Both-column fractures, characterised by lines developing on multiple planes, are the most complex of all acetabular fractures [9,10,11,12,13]. The detachment of the entire weight-bearing articular surface from the sacroiliac joint is truly pathognomonic of this injury [9,10,11]. This injury is often caused by lateral direct impact, which is accompanied by central dislocation of the femoral head. In the treatment of such fracture, the specific injury of the acetabular wall, especially the posterior wall, must be defined, as it can affect the surgical approach and prognosis. In addition, we should also consider secondary congruence that might have impact on the indication for surgery. This state would allow hip joint contact stresses to be evenly distributed throughout the articular surfaces. The long-term results after nonoperative management of both-column fractures is better than other fracture patterns that affect the weight-bearing surface of the acetabulum [14,15,16].
There are various classification schemes for acetabular fractures [14, 17,18,19,20,21,22], but the Judet-Letournel classification system remains the most widely accepted [14, 17]. The both-column fracture maps can also be helpful to better understand the existing classification system. The OTA/AO classification system [18] divides acetabular fractures into three categories (group A, group B and group C), each of which includes three subcategories (1, 2, and 3). Pierannunzii et al. [23] classified both-column fractures into two subcategories (type I and II) based on the fracture line morphology (T- or Y-sharped). In our study, the both-column fractures of fracture line A and C were consistent with C2 and type I, those of fracture line B and C were consistent with C1 and type II, and those of the posterior column fractures involving the sacroiliac joints were consistent with C3. In addition, the fracture maps in this study revealed common fracture patterns in the anterior and posterior columns of both-column. The incidence of low anterior column fracture was slightly higher than that of high anterior column fracture.

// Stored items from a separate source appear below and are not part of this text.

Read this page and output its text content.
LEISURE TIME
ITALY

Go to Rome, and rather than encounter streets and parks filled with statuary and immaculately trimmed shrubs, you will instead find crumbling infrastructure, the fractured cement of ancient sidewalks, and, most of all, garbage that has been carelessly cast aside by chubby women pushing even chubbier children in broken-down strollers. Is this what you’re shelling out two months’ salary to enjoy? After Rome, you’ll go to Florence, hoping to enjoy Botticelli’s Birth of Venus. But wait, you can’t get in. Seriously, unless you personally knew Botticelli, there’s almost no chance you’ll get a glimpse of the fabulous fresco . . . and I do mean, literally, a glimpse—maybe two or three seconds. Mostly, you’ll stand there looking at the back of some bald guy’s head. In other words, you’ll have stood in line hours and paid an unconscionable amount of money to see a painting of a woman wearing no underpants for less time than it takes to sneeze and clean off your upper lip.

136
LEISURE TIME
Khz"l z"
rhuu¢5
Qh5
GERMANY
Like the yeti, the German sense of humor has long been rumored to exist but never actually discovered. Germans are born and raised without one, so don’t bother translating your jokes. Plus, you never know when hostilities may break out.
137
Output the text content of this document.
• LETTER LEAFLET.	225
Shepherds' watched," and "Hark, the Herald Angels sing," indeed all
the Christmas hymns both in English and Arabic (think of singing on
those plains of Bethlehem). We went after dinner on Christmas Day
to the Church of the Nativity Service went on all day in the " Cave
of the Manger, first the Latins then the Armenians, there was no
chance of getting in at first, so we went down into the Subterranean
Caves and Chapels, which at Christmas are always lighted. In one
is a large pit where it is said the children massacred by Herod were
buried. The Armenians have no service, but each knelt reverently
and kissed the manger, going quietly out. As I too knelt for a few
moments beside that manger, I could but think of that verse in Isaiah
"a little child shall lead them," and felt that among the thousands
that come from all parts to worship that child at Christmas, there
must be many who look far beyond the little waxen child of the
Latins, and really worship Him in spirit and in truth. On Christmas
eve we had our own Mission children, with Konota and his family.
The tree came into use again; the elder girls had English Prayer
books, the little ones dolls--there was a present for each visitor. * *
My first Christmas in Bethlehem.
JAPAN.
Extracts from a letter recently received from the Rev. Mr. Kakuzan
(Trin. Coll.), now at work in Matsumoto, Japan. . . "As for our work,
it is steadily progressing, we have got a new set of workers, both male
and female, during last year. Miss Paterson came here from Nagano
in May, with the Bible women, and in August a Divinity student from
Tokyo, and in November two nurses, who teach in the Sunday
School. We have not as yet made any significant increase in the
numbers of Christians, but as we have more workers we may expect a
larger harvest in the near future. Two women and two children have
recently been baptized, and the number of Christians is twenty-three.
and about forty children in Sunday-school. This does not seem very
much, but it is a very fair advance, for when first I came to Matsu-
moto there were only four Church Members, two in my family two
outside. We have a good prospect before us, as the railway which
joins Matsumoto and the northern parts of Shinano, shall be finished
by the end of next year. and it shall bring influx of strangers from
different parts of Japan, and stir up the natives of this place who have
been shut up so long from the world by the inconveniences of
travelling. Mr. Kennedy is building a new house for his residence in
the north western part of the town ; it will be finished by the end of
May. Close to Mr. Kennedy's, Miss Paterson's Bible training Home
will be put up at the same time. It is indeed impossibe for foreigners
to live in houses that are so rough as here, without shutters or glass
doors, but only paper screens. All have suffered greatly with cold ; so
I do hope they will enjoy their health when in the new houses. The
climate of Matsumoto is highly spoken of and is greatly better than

The choice of surgical approach depends on a variety of factors that include the type of fracture, the direction of fracture displacement, whether accompanied by posterior wall fracture, the conditions of soft tissue and surgeon’s individual preference. The Ilioinguinal approach has been found to be effective in the management of both-column fractures. The specific procedure is that the anterior column fracture is directly reduced through this approach and the posterior column fracture is indirectly reduced, but the premise is that the posterior column fracture is only an isolated large fragment [2, 15]. A single conventional anterior approach is not a good way to deal with posterior wall fractures when double column fractures are combined with posterior wall fractures. Surgical indications for fixation of posterior wall fractures include hip instability, marginal impaction of the articular surface, and intra-articular fragments [24]. Because of the involvement of the posterior wall, some authors recommend the simultaneous addition of Kocher-Langenbeck approach or two-staged procedures for both-column fractures [25, 26]. However, extensile approaches have been reported to be associated with higher rates of complications [25,26,27,28]. To optimize treatment and reduce complications, it has been necessary to use limited exposures and understand the common fracture patterns in both-column fractures. Our understanding is that low anterior column fracture (fracture line A in the study) can be reduced and fixed through Stoppa approach, while high anterior column fracture (fracture line B in the study) can be treated through Ilioinguinal approach or combined Stoppa and iliac fossa approach (Fig. 5).
In this study, we identified a Y-shape region with a high incidence of comminution composed of three major fracture lines; these included (1) the fracture line from the point near the anterior superior spine towards the ischial spine, (2) that from the iliac crest to the acetabular roof, and (3) that traversed posterior wall. Furthermore, in the cases of both-column fractures we studied, posterior wall fractures tended to be concomitant. The most common pattern was a fracture line traversing posterior wall.
These results can facilitate the identification of critical locations at which to access displaced fractures. Surgeons can apply our study results to guide the placement of implants for optimal screw purchase and internal fixation. Additionally, we can also combine anatomical parameters of the pelvis with the main fracture lines to design a novel internal fixation device, which is the focus of further research in the future.
Our study has several limitations. First, it was a retrospective review of prospectively gathered data for a small number of patients. Second, our analysis did not take potential variability in anatomy and injury mechanism into account. Third, some hemipelvis images did not match the hemipelvis model perfectly. Finally, fracture lines drawn on the hemipelvis model could slightly differ from true fracture morphology.